On the supply side, the single vs. multi-source question is of great importance to vendors on both sides of the issue: those that are looking to establish themselves as single-source suppliers and/or ecosystem leaders are looking for ways to build preference for their IT stack definitions and the products that they offer, and those that benefit from multi-source procurement need to understand where and how they should engage with prospective customers based on the client’s propensity to pursue a best-of-breed rather than single-source strategy.
Products, services or both?
As part of the preparation for this IT stack analysis, Techaisle conducted both quantitative survey and in-depth interviews (IDIs) – qualitative discussions with SMB decision makers - to develop a deeper understanding of key issues. The most interesting aspect of the depth interviews, wasn’t the split of opinions but the content of the answers:
- In favor of a single supplier: believe that a single committed supplier will be best at understanding requirements and at fitting technology to business needs
- Wary of a single supplier: worried about the breadth of a supplier’s product portfolio, but mostly, about the breadth of services available from a single supplier
- Neutral: general agreement that internal costs would be reduced and might work better for less established environments that lack evaluation and integration skills
Taken as a whole, the commentary from those in favor of a single supplier strategy, e.g. HPE or Dell, those wary of it, and those who are neutral on the issue highlight three vendor imperatives:
- Breadth of product portfolio matters
- Services matter
- Economics matter
Regardless of the tepid enthusiasm for portfolio-based approaches within SMBs and midmarket firms, there’s little doubt that Dell and HPE (and for that matter other IT suppliers), with the broadest, deepest and most robust portfolios will need to rely on third parties to address niche customer requirements.

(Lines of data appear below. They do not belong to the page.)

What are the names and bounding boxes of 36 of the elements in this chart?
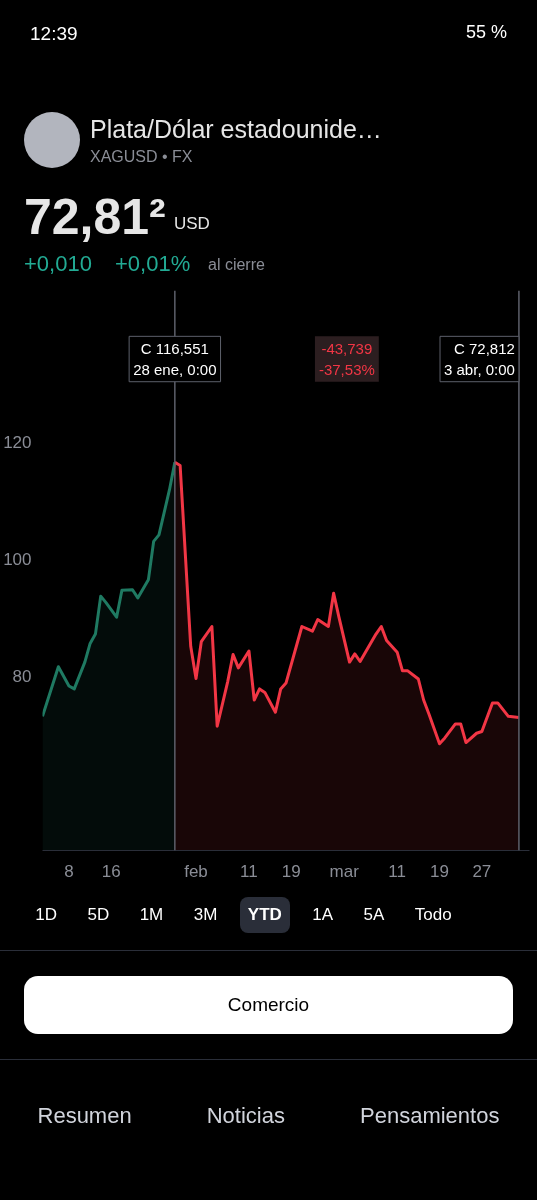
text: 5A bbox=[362, 903, 386, 926]
text: 3M bbox=[192, 903, 219, 926]
text: 55 % bbox=[465, 21, 507, 44]
chart-subtitle: XAGUSD • FX bbox=[90, 147, 193, 167]
x-tick-label: feb bbox=[184, 861, 208, 881]
x-tick-label: 8 bbox=[64, 861, 74, 881]
annotation: -43,739 -37,53% bbox=[318, 340, 375, 378]
x-tick-label: 11 bbox=[240, 861, 258, 881]
text: Noticias bbox=[206, 1102, 285, 1130]
text: Todo bbox=[413, 903, 453, 926]
text: 72,81² bbox=[24, 189, 166, 245]
annotation: C 116,551 28 ene, 0:00 bbox=[133, 340, 217, 378]
text: 1A bbox=[311, 903, 335, 926]
text: +0,01% bbox=[115, 250, 191, 278]
text: 1D bbox=[34, 903, 58, 926]
y-tick-label: 120 bbox=[3, 433, 32, 453]
x-tick-label: mar bbox=[329, 861, 360, 881]
text: USD bbox=[174, 213, 210, 235]
y-tick-label: 100 bbox=[3, 549, 32, 569]
text: Pensamientos bbox=[360, 1102, 500, 1130]
text: YTD bbox=[239, 896, 290, 934]
text: Comercio bbox=[24, 976, 513, 1034]
text: Resumen bbox=[37, 1102, 132, 1130]
chart-title: Plata/Dólar estadounide… bbox=[90, 114, 382, 145]
x-tick-label: 27 bbox=[472, 861, 492, 881]
text: al cierre bbox=[208, 255, 265, 275]
y-tick-label: 80 bbox=[12, 666, 32, 686]
x-tick-label: 19 bbox=[430, 861, 449, 881]
text: 12:39 bbox=[30, 22, 78, 46]
x-tick-label: 11 bbox=[388, 861, 406, 881]
text: 1M bbox=[138, 903, 165, 926]
x-tick-label: 16 bbox=[101, 861, 121, 881]
text: +0,010 bbox=[24, 250, 92, 278]
x-tick-label: 19 bbox=[281, 861, 301, 881]
text: 5D bbox=[86, 903, 111, 926]
annotation: C 72,812 3 abr, 0:00 bbox=[444, 340, 515, 378]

Some of the third-party collaboration will occur within the SMB IT stack as defined by Techaisle. The report highlights areas where both Dell and HPE rely on partnerships to flesh out core infrastructure offerings. The IDI input (depth interviews) quoted above establishes that SMBs who are opposed to single-source relationships often object because they know that the range of software and services that they require – and the rate at which these requirements are changing – are beyond the internal delivery scope of even the largest vendors. The message here is clear: if a vendor wants to be established as a single source, it will need to develop and actually manage an ecosystem capable of addressing specific customer needs that extend beyond the scope of the vendor’s branded offerings.